According to Adei et al. and Dick et al., what may contribute to the low detectability of DSA-specific antibodies is their adsorption in the transplant tissue.

After transplantation, 26.1% of patients had DSA with MFI below 1000. This group should be encompassed by special control over specificity of anti-HLA antibodies, especially in the case of negative changes in the clinical condition of its members.

It is also known that the de novo development of donor-specific antibodies (dnDSA) results in transplantation failure. This problem is perfectly known in the case of renal transplants.

The appearance of dnDSA after transplantation is related to chronic lung allograft dysfunction and worse prognosis for the patient, which is why antibody monitoring after the transplantation is highly recommended, as it allows starting appropriate therapy as soon as possible [19,20,21].

In 2005, Girnit et al. indicated a possible impact of dnDSA antibodies taking place after lung transplantation. In the study group, patients with dnDSA had a higher acute rejection index in comparison to patients who were not creating antibodies de novo. These retrospective data demonstrated that dnDSA antibodies may cause transplantation failure. Additionally, Kauke et al. and Morell et al. demonstrated that dnDSA is related to a lower survival rate after lung transplantation.

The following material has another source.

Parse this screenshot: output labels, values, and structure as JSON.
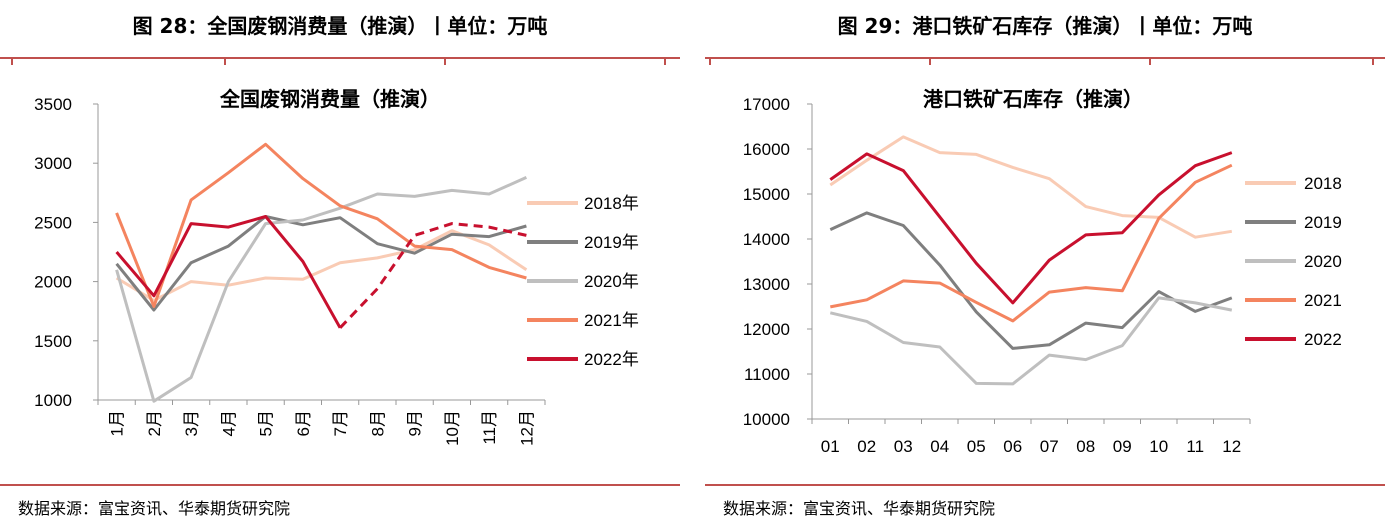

According to Dick et al., dnDSA appeared in 20–50% of patients after lung transplantation. However, their pathophysiological impact still has not been fully learned, as in some patients with the presence of dnDSA, a rapid reduction in lung function and shortened survival time occurs, while in others it does not [21,22,23,24,25].

In the studies of Roux et al., Tikkanen et al. and Young et al., the majority of dnDSA that usually appear during the first year after transplantation are directed against HLA-DQ.

Unfortunately, such an analysis was not presented in our own studies, since in Poland DQ antigen typing in donors was not introduced until 2021.

Some interesting studies were conducted by Kumata et al., who first performed PRA evaluation in 93 Japanese patients after lung transplantation and then evaluated DSA levels in those patients with positive results. They demonstrated positive PRA values in 24.7% of patients and detected DSA in 5.4% of the study group. The positive results occurred mainly in patients with recent transplants [9,26,27,28].

The expansion of anti-HLA antibodies studies may have fundamental significance in proper therapeutic procedure, both before and after the transplantation, leading initially to lack of problems with immunological selection of donors and later to the best possible functioning of the transplanted lungs and long lifetime of the recipient.

Another important aspect of this work is considering our scheme of procedure with patients immunized before and after lung transplantation in our attempts at the unification of Polish guidelines.

5. Conclusions

The appearance of both DSA and non-DSA antibodies in patients after lung transplantation should lead to continuous monitoring of their anti-HLA-dependent humoral response—which precedes the clinical changes that may lead to rejection—during the later period of observing and leading these patients. It seems that it is possible to confirm the correlation between pre- and post-transplantation immunization with the use of the two presented methods of determining IgG class anti-HLA antibodies, by increasing the size of the group studied and conducting a long-term observation of that group.